Gaslight stars Ingrid Bergman as Paula, Charles Boyer as Gregory, and Joseph Cotton.
Early in the film Paula sings from Gaetano Donizetti's tragic opera Lucia di Lammermoor. Paula's mother was an opera singer. Before she was murdered. It doesn't seem to occur to Paula that perhaps the two facts are related, even though she knows perfectly well that her mother was strangled.
I saw an opera once, though it wasn't Lucia. It was Tosca, and the occasion was a class field trip. I can't say that it broadened my horizons much, except in that it taught me one thing: that the kid who sits enthralled by opera is a weird kid. Not a bad kid, but a very odd duck indeed.
Comic opera is another matter entirely, at least when it is written by Gilbert and Sullivan. My Dad had several recordings of their work, and I believe I am the better for having heard them. Indeed, I now own them.
But back to Lucia. Is this the greatest in-joke ever? I'd call it foreshadowing, but not even the lightest of shadows is visible in the dark. Gaslight, as it happens, is about a man trying to drive his wife insane. In the opera, which is based on The Bride of Lammermoor, a novel by Sir Walter Scott, Lucia goes insane. Even better, a letter figures prominently in both. How I envy the man or woman who watches Gaslight and actually gets all this!
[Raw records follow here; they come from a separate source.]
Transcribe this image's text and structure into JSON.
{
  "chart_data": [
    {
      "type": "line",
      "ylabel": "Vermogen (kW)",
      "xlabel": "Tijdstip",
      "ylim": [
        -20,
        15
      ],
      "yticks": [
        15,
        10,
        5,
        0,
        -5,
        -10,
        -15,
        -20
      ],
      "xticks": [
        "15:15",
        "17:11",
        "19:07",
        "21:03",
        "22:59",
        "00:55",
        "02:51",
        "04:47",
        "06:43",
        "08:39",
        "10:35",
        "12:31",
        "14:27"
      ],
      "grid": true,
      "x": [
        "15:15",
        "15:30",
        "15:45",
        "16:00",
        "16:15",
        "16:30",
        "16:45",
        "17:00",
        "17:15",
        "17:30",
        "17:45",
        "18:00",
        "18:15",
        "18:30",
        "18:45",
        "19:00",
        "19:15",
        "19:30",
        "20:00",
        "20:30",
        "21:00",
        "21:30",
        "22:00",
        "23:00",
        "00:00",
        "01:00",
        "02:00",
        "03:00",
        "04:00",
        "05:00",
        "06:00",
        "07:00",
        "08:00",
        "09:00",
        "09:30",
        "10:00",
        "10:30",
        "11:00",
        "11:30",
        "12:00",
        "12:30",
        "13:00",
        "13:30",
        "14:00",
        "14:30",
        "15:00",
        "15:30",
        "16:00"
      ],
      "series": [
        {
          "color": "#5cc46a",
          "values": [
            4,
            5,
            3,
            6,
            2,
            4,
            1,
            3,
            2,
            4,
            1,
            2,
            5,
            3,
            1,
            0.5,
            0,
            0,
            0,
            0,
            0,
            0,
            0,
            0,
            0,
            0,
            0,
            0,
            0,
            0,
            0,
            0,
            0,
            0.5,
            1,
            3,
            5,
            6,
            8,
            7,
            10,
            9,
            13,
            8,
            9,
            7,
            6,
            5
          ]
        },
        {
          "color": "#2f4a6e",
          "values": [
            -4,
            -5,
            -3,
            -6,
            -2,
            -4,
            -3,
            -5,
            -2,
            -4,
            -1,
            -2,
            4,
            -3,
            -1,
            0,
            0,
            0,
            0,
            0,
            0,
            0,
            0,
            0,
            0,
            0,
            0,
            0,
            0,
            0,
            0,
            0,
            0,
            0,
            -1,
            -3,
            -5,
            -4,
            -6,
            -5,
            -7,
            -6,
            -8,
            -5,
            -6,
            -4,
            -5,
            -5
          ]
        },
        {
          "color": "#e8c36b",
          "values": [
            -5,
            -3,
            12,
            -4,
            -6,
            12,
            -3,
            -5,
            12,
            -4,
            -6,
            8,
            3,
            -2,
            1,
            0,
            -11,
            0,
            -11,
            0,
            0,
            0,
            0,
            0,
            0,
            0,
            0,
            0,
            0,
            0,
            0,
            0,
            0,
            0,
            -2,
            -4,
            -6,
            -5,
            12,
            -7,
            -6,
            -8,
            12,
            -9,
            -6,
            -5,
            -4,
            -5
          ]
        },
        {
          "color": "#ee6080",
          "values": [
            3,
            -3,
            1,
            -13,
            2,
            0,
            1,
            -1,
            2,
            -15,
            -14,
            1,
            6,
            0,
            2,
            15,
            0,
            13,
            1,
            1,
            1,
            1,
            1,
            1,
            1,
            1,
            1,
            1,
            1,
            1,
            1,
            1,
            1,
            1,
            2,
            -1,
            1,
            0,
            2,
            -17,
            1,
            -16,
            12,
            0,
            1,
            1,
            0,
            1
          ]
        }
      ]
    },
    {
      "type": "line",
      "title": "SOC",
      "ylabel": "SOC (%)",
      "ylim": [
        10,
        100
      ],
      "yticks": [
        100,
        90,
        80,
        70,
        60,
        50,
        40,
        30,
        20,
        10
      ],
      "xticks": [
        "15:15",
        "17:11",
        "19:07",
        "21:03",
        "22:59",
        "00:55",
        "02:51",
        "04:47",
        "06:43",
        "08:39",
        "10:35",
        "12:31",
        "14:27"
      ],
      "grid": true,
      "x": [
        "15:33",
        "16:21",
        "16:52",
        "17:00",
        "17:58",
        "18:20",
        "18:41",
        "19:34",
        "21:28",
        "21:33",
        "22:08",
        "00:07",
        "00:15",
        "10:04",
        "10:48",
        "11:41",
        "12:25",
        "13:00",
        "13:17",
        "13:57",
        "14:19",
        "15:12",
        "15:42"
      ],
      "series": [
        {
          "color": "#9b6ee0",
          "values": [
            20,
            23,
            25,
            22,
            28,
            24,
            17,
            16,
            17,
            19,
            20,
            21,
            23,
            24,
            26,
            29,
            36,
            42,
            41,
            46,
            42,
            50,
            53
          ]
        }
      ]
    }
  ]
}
Why, with all that education, they'd have to be very model of a modern major-general.
Details, details. Gaslight is a movie with many lovely details. Another, in the previous vein, is that Paula reads from Charlotte Bronte's Villette, which also includes some of the same themes as this film. (I didn't get that one, either, having not read the book.) Most of them, however, are more generally accessible, like one involving a glove and its missing mate. The trouble is, the whole doesn't quite equal the parts.
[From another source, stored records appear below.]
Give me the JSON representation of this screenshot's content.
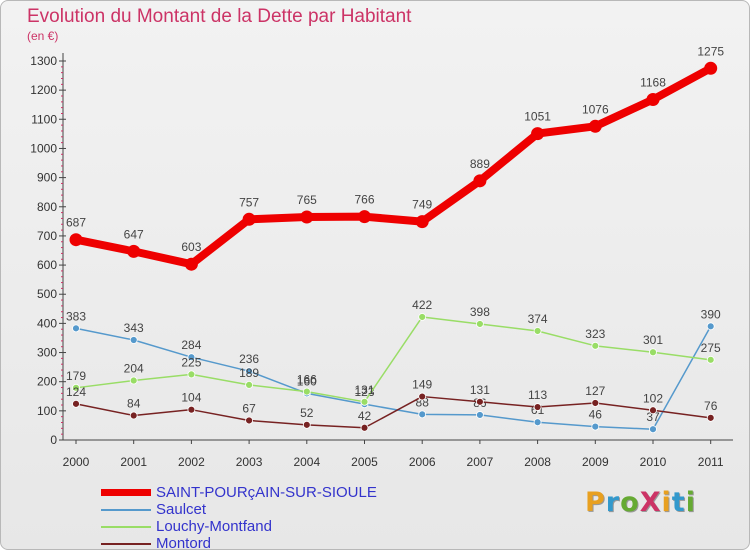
{
  "header": {
    "title": "Evolution du Montant de la Dette par Habitant",
    "subtitle": "(en €)"
  },
  "brand": "ProXiti",
  "brand_colors": [
    "#e8a020",
    "#3399cc",
    "#66aa33",
    "#cc3366",
    "#e8a020",
    "#3399cc",
    "#66aa33"
  ],
  "chart_data": {
    "type": "line",
    "x": [
      "2000",
      "2001",
      "2002",
      "2003",
      "2004",
      "2005",
      "2006",
      "2007",
      "2008",
      "2009",
      "2010",
      "2011"
    ],
    "ylim": [
      0,
      1300
    ],
    "yticks": [
      0,
      100,
      200,
      300,
      400,
      500,
      600,
      700,
      800,
      900,
      1000,
      1100,
      1200,
      1300
    ],
    "grid": false,
    "legend_position": "bottom-left",
    "series": [
      {
        "name": "SAINT-POURçAIN-SUR-SIOULE",
        "color": "#ee0000",
        "values": [
          687,
          647,
          603,
          757,
          765,
          766,
          749,
          889,
          1051,
          1076,
          1168,
          1275
        ],
        "labels": [
          "687",
          "647",
          "603",
          "757",
          "765",
          "766",
          "749",
          "889",
          "1051",
          "1076",
          "1168",
          "1275"
        ]
      },
      {
        "name": "Saulcet",
        "color": "#5599cc",
        "values": [
          383,
          343,
          284,
          236,
          160,
          123,
          88,
          86,
          61,
          46,
          37,
          390
        ],
        "labels": [
          "383",
          "343",
          "284",
          "236",
          "160",
          "123",
          "88",
          "86",
          "61",
          "46",
          "37",
          "390"
        ]
      },
      {
        "name": "Louchy-Montfand",
        "color": "#99dd66",
        "values": [
          179,
          204,
          225,
          189,
          166,
          131,
          422,
          398,
          374,
          323,
          301,
          275
        ],
        "labels": [
          "179",
          "204",
          "225",
          "189",
          "166",
          "131",
          "422",
          "398",
          "374",
          "323",
          "301",
          "275"
        ]
      },
      {
        "name": "Montord",
        "color": "#772222",
        "values": [
          124,
          84,
          104,
          67,
          52,
          42,
          149,
          131,
          113,
          127,
          102,
          76
        ],
        "labels": [
          "124",
          "84",
          "104",
          "67",
          "52",
          "42",
          "149",
          "131",
          "113",
          "127",
          "102",
          "76"
        ]
      }
    ]
  }
}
I won't go all feminist on you and explain why Paula's passivity and submissiveness are abhorrent -- partly because I don't even believe that; still, speaking as a human being, I feel that she could have done more in her own defense. Not that it would have been easy. The idea is, traumatized by her mother's death, Paula falls in love with a man who dreams of living in a house in London. Paula, of course, owns just such a house -- her mother's, to which she hasn't returned since the tragedy. On edge already, Paula is pushed further by Gregory, her husband, who keeps her closed in the house and turns the servants, who are Paula's only real contact with the outside world, against her. He does things like hiding a picture and then asking her where it's gone, insinuating she took it and forgot all about it. It takes its toll. Yet being told that you are insane is rather like hallucinating. I scoff when characters see things that plainly aren't there and go on with their lives without a second thought (this happens far too often), and I scoff here at Paula, who resists Gregory's psychological assaults only in her mind. In my mind, I am screaming, Do something, for crying out loud!
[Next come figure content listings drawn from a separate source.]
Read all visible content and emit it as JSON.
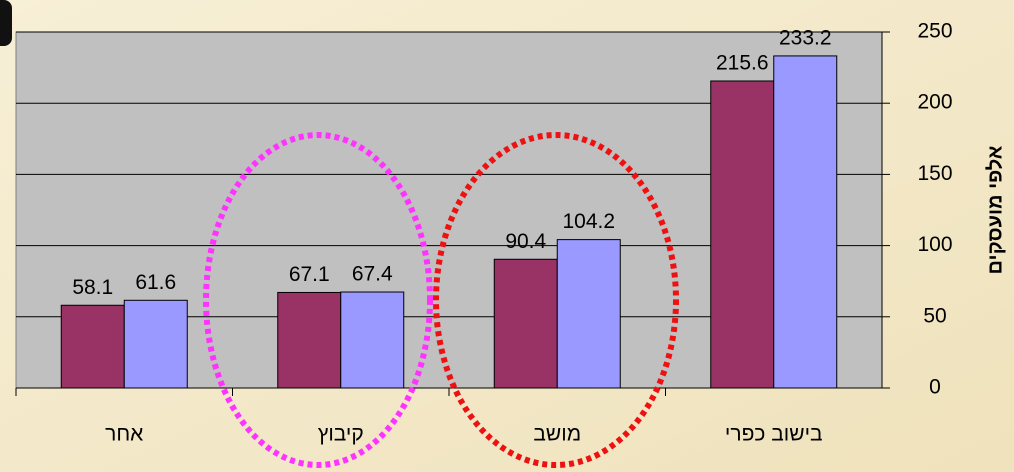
{
  "chart_data": {
    "type": "bar",
    "categories": [
      "אחר",
      "קיבוץ",
      "מושב",
      "בישוב כפרי"
    ],
    "series": [
      {
        "color": "#993366",
        "values": [
          58.1,
          67.1,
          90.4,
          215.6
        ]
      },
      {
        "color": "#9999ff",
        "values": [
          61.6,
          67.4,
          104.2,
          233.2
        ]
      }
    ],
    "y_label": "אלפי מועסקים",
    "y_axis_side": "right",
    "ylim": [
      0,
      250
    ],
    "yticks": [
      0,
      50,
      100,
      150,
      200,
      250
    ],
    "grid": true
  }
}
A bigger problem is Gregory. Gregory has a reason for doing all this. But if he is the picture of methodical planning and execution in the matter of wrecking Paula's sanity, he is inexplicably haphazard and disorganized in his deeper plot. It makes no sense at all.
Undeniably, though, Ingrid Bergman is a beautiful Paula. She is well-paired here with George Cukor, famously known as a "woman's director." (While the epithet has validity, one wonders, given the director's sexual orientation, if it wasn't also intended as a slur.) More importantly, she plays the part well; she won the Best Actress Academy Award for her performance. Charles Boyer is also quite good, being by turns thoroughly charming and darkly menacing.
Details, details. Gaslight, set in the Edwardian era, also won the Academy Award for Best Art Direction. It's a pretty film, and all that gas lighting is very romantic. In a tortured souls kind of way.